PROPERTY FIRMS GOING BUST AT RECORD SPEED
The UK’s property market is in meltdown, with companies across the sector collapsing at the fastest rate in ten years. The crisis is about to hit small and micro businesses around the UK too.
762 property‑related firms have already gone bust this year, according to new analysis which shows this is a 60% surge on last year and nearly three times the number that failed in 2017.
Estate agents, landowners, management companies and developers are all dropping like flies.
For small businesses already battling sky‑high rents, planning delays, and a sluggish economy, this is yet another sign that the system is creaking.
This isn’t just a property problem. It’s a whole‑economy warning sign. When property firms collapse at record speed, small and micro businesses are next in the firing line. Rents rise, footfall drops, local jobs vanish and investment dries up.
The canary in the coal mine?
Real Estate UK, the industry body, says property firms are the early warning signal for the whole economy. When they start collapsing, it usually means construction slows taking out the firms that service the construction sector, right down to the cafes where builders get lunch and snacks. Local economies stall and the jobs disappear putting further stress on high streets.
Construction is not viable in much of the country now because of:
- Soaring finance costs
- Political uncertainty
- A sluggish regulator
- Planning decisions blocking major developments
Small builders, trades, and local suppliers are already feeling the pain.
Housebuilders pulling out
Last month, major housebuilder Berkeley said it can no longer invest in London after a huge 867‑home project was blocked in Peckham.
Meanwhile, investors are betting the property slump is about to get even worse. When the big firms panic, small firms usually get crushed first.
Insolvencies surge
The signs have been there for a long time with:
- Rising construction costs
- Higher borrowing costs
- Endless regulatory delays
- Weak demand
- Projects becoming unviable overnight
- Skills shortages
- Energy prices and difficulty connecting to the grid
For small construction firms, tradespeople, architects, surveyors, and local suppliers, this means fewer jobs, slower payments, and more risk.

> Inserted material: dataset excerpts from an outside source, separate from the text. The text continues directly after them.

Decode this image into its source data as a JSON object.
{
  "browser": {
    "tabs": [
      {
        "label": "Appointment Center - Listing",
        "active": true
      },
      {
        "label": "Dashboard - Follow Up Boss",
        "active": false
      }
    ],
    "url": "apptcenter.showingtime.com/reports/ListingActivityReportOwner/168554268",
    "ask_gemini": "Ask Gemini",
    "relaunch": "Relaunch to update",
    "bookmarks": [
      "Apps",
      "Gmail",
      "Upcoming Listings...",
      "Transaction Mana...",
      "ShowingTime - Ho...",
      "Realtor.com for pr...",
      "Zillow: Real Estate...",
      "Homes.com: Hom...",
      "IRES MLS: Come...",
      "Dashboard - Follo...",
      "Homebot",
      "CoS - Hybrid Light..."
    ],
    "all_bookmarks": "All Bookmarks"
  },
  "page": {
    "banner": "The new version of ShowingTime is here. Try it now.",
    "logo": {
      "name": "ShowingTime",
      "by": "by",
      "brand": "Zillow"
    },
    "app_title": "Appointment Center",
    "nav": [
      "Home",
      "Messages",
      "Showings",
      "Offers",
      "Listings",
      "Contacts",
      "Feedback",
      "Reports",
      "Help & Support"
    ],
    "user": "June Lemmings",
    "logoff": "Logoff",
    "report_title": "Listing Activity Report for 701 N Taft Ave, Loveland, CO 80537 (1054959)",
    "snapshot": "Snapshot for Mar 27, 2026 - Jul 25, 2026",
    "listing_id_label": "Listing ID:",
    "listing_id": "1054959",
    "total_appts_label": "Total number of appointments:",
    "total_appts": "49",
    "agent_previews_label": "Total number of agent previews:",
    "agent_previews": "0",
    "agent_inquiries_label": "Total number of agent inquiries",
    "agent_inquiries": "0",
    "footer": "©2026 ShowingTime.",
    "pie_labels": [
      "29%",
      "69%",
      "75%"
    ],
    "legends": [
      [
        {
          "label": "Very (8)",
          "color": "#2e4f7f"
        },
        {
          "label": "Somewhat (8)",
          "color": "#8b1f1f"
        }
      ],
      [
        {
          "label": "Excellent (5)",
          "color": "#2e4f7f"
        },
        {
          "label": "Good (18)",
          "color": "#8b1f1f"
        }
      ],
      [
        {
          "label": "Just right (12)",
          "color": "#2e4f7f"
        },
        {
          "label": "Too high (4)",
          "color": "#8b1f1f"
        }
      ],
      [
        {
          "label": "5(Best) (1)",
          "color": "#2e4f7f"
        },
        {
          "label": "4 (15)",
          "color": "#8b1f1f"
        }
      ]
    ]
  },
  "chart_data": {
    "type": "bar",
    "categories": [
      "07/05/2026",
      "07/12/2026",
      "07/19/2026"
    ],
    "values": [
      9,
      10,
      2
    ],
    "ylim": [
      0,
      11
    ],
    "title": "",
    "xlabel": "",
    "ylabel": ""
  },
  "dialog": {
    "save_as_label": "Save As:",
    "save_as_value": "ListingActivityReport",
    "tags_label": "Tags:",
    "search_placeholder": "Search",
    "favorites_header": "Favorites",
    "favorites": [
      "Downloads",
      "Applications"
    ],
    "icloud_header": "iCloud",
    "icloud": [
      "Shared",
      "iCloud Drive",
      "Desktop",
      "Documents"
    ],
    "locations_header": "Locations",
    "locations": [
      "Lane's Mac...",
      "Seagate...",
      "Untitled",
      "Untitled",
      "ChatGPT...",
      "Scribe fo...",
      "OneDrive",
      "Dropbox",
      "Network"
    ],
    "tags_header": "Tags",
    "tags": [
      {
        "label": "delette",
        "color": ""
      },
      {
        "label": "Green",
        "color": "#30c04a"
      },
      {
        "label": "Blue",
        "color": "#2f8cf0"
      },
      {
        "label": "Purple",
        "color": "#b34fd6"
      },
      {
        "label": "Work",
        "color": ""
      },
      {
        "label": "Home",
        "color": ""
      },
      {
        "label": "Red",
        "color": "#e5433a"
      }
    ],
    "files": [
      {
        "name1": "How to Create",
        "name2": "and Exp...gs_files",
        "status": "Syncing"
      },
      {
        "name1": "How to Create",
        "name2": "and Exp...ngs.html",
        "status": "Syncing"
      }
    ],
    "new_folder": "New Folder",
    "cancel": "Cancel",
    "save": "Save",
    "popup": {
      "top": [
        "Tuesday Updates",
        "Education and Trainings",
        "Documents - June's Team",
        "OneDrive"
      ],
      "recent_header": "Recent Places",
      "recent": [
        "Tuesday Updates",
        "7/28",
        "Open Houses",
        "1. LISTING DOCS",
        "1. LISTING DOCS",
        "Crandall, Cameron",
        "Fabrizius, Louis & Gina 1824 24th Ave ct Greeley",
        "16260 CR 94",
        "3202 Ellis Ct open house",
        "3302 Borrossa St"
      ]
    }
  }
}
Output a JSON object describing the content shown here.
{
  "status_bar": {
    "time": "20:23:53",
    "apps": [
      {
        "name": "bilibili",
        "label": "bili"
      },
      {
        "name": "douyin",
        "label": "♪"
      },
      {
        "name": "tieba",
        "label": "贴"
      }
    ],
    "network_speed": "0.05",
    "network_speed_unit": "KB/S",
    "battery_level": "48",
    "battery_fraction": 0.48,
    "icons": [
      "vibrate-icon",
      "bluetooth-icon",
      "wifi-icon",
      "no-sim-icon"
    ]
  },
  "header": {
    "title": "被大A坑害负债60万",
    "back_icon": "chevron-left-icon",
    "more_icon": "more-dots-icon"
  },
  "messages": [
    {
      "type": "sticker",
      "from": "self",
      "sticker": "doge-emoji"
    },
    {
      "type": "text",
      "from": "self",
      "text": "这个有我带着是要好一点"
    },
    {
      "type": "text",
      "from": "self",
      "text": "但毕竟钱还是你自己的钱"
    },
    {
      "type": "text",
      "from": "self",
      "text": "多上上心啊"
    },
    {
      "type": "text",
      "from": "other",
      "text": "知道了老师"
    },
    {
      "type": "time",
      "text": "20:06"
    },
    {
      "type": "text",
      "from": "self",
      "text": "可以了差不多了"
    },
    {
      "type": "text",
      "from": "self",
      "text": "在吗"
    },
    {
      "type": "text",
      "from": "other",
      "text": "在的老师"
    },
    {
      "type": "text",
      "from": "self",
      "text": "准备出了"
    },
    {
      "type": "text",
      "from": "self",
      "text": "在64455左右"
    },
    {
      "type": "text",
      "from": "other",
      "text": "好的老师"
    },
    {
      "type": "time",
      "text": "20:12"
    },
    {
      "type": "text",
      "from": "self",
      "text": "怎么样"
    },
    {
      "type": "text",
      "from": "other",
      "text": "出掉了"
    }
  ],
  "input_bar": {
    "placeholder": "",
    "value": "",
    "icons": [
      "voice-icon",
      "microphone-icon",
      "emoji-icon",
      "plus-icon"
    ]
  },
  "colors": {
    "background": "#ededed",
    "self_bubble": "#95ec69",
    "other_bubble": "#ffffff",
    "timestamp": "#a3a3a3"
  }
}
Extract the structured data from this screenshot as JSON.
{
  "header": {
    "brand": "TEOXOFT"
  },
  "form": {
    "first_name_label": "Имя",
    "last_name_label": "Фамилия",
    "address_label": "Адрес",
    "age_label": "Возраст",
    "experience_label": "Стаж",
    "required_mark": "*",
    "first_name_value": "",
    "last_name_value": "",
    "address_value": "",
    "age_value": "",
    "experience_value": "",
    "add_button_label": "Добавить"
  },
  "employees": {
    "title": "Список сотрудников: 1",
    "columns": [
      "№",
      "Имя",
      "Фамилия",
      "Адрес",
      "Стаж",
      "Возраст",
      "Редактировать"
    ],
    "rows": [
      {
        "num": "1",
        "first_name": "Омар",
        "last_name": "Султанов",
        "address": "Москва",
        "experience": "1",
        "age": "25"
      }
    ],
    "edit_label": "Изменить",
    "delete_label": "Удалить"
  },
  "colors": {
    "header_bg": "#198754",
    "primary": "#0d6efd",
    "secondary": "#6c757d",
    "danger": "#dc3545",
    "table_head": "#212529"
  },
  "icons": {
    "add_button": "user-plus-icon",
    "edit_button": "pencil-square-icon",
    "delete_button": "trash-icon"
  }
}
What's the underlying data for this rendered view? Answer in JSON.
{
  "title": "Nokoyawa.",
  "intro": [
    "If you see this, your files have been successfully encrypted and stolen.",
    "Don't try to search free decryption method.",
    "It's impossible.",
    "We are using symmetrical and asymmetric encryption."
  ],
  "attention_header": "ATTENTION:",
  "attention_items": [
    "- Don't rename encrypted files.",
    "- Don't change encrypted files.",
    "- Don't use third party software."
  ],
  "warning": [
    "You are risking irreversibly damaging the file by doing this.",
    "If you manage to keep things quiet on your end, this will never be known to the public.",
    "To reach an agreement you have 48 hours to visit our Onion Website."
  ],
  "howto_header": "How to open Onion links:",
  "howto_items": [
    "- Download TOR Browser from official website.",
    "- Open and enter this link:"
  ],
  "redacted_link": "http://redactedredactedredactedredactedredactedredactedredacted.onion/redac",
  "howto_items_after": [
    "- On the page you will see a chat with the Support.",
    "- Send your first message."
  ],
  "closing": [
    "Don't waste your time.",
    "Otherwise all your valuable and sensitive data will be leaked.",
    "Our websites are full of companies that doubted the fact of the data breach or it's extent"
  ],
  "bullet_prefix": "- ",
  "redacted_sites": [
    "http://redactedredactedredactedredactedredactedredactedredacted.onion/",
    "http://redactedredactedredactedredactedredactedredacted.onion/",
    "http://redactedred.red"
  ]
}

For small & micro businesses
Whether you’re a builder, café owner, hairdresser, shopkeeper, or freelancer, this crisis will affect you:
Empty units and dead high streets
Landlords under pressure means higher rents
Construction slowdown means fewer local contracts
Planning chaos results in no new homes, no new customers
Banks get nervous which makes it harder to borrow
We need a bolder response
Real Estate UK says ministers must:
- Cut the burden on development
- Speed up planning
- Reduce costs
- Support construction
- Protect jobs
When the upturn comes, and it always does, the UK needs an industry that hasn’t been hollowed out.